Despite my state of shock at watching Yellen crack the market like an egg yesterday, I didn’t react. I want to watch a few more days before I make a move, even if they should lose me money. With a +14% year going, I have buffer room.
Now, the good word here is that CCJ and BAS are both moving higher. I suspect HCLP will join in soon as well (that position can be rewarded a little breather, it’s come a long way). The energy themes are solid and intact.
The bad side of the coin is that fear/reality of higher interest rates is going to just ravish the REIT and associated housing space. Check out VNQ over a five day period, and you can almost sink the cracking point up with Yellen’s comments. My current position AEC is breaking down again this morning, and an old position MAA is following.
This has to be treaded carefully. If you’re juggling garbage like NLY, I’d say you’re one four day panic away from another round of 30% losses.
I’ve said well before today, back when I never imagined Yellen would spook interest rates higher, that I was interested in rebuying MAA. This is sort of a blessing in that regards.
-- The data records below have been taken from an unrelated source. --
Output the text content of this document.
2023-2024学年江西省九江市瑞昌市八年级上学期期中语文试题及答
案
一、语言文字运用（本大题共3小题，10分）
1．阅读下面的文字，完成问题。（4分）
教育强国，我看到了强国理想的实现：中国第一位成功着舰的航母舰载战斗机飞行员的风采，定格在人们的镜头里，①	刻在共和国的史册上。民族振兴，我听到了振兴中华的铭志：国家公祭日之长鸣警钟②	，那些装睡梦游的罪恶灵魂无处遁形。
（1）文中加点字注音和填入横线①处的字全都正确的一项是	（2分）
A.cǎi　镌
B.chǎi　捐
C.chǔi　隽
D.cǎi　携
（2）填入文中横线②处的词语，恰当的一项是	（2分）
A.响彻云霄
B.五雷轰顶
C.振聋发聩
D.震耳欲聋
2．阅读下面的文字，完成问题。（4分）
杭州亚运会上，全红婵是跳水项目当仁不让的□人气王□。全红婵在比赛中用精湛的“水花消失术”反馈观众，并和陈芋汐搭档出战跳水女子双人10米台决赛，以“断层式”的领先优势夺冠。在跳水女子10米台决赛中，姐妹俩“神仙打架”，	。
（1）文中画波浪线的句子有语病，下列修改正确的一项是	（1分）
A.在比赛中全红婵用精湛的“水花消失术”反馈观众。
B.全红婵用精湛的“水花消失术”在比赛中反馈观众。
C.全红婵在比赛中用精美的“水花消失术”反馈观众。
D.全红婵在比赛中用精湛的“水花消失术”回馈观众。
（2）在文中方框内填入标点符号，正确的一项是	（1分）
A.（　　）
I’d venture a guess that long term damage to multifamily REITs from higher interest rates will hover somewhere between “negligible” and “not damaging, actually positive”.
But well before that point, there will probably be a lot of indiscriminate selling from emotionally driven fund managers. The climax of that, if it should materialize, is the buying opportunity.
Between then and now, it’s important to keep a wary eye on reform efforts to Fannie and Freddie. There’s been some “bipartisan chatter”. Mortgage origination is >70% dominated by the government backed mortgage giants, and the entire housing market is totally dependent on them. A poorly thought out reform effort could rain chaos. But there’s no sense even having a discussion about that just yet. First things first, interest rates.